Even though this project started out using ClearPath motors I eventually switched over to AASD servos. Here are a few renders of the latest version (Apr 2020):



SFU1610-700mm
AASD-20A Servos
1KW / 4NM / 2500RPM
Stroke: 580mm
Speed: 420mm/s
Cost ~500€ / pc


-------------------ORIGINAL THREAD STARTS HERE---------------------

Hey there,...

So I guess, after a few months of planning I reached a point where I should open a build-threat for my linear actuator design.

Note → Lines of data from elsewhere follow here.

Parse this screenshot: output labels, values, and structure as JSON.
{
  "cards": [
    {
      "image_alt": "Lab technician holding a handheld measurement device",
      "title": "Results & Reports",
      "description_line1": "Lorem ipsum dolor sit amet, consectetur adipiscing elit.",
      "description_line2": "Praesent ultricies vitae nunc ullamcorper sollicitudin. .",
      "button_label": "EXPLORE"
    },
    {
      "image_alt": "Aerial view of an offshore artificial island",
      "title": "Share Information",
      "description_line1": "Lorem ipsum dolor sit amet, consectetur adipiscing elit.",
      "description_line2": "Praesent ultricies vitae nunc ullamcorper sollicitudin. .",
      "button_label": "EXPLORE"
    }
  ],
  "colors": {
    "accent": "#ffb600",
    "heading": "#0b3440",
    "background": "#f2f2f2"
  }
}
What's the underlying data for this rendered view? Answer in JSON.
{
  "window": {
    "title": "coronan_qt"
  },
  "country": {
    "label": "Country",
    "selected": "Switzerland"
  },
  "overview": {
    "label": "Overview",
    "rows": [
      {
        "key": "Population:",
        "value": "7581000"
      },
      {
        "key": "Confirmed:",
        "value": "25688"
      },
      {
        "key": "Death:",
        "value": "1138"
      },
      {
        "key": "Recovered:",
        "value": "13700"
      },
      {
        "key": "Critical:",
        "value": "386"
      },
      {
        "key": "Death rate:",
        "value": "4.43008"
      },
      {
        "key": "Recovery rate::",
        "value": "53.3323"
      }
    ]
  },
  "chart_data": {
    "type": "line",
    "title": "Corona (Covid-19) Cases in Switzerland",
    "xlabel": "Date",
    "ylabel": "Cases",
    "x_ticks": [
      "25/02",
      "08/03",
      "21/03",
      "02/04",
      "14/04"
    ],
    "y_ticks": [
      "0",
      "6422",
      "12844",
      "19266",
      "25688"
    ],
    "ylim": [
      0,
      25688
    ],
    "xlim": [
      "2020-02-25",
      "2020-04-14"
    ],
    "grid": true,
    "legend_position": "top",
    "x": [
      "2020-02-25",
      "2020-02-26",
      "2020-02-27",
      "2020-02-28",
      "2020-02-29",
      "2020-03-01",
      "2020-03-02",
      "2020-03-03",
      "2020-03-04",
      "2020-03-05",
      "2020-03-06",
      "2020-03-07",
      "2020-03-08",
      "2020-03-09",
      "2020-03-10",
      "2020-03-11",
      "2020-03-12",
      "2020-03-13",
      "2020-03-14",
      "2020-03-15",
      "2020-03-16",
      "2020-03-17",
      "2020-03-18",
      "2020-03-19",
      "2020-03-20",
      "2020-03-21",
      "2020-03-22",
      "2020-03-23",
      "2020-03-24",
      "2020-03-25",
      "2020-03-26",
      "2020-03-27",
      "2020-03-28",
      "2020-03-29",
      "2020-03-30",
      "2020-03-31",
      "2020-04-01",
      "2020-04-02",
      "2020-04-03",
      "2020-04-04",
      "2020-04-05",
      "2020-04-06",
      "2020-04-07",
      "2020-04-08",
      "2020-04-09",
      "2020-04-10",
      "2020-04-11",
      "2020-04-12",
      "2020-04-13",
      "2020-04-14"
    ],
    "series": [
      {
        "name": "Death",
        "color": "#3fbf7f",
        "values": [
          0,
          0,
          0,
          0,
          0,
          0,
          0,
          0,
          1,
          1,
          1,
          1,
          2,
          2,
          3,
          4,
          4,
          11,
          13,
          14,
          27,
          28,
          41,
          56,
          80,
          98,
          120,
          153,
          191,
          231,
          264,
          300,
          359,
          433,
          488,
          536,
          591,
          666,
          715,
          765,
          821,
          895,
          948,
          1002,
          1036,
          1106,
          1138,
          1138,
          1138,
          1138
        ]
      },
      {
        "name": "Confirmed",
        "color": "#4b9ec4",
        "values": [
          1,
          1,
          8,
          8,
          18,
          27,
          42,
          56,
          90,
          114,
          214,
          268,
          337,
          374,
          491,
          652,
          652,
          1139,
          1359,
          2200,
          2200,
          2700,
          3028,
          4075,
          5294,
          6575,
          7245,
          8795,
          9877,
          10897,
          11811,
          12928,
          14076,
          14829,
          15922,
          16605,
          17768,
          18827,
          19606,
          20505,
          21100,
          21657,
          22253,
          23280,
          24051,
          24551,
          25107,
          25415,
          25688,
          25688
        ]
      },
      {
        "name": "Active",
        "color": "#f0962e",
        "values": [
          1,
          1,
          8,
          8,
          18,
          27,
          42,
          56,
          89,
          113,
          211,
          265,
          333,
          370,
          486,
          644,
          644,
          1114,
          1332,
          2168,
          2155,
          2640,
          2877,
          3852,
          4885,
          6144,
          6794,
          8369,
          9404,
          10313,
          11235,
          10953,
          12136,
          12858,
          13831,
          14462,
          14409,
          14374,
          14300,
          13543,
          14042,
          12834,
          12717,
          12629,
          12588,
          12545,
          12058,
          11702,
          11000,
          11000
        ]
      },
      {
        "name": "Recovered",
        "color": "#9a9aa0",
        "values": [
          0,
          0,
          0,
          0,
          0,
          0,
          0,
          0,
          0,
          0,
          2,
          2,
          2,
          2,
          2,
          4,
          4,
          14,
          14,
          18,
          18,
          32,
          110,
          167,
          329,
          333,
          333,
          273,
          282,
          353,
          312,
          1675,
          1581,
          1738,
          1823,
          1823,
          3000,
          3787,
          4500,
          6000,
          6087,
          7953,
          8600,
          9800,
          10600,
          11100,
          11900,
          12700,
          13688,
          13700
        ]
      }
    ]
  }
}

I borrowed heavily from @SeatTime , @wannabeaflyer2 and @pmvcda 's design (to say the least!). Especially @pmvcda changed the game for me, because he made me realise how much 3D printing could change the way I approached a problem. However, I didn't want to take this 3d printing thing as far as @Hoddem. I wanted the load-bearing structures to be made out of an all-aluminum construction. After all, aluminum profiles are cheap and durable

The basic design is pretty much fixed:

There are a couple of points where I deviated from previous designs and I will go through those one by one:

1. Double upper bearing (both IGUS):
I had doubts if a single upper bearing would hold the bending loads. Even though no-one ever complained about problems with a single bearing, it was literally screaming at me "this is gonna break". And since I needed the actuator to have a certain minimum length anyways, I decided to invest those 180mm for a second bearing. Even in it's fully extended position the rod and the actuator body now have an overlap of about 200mm.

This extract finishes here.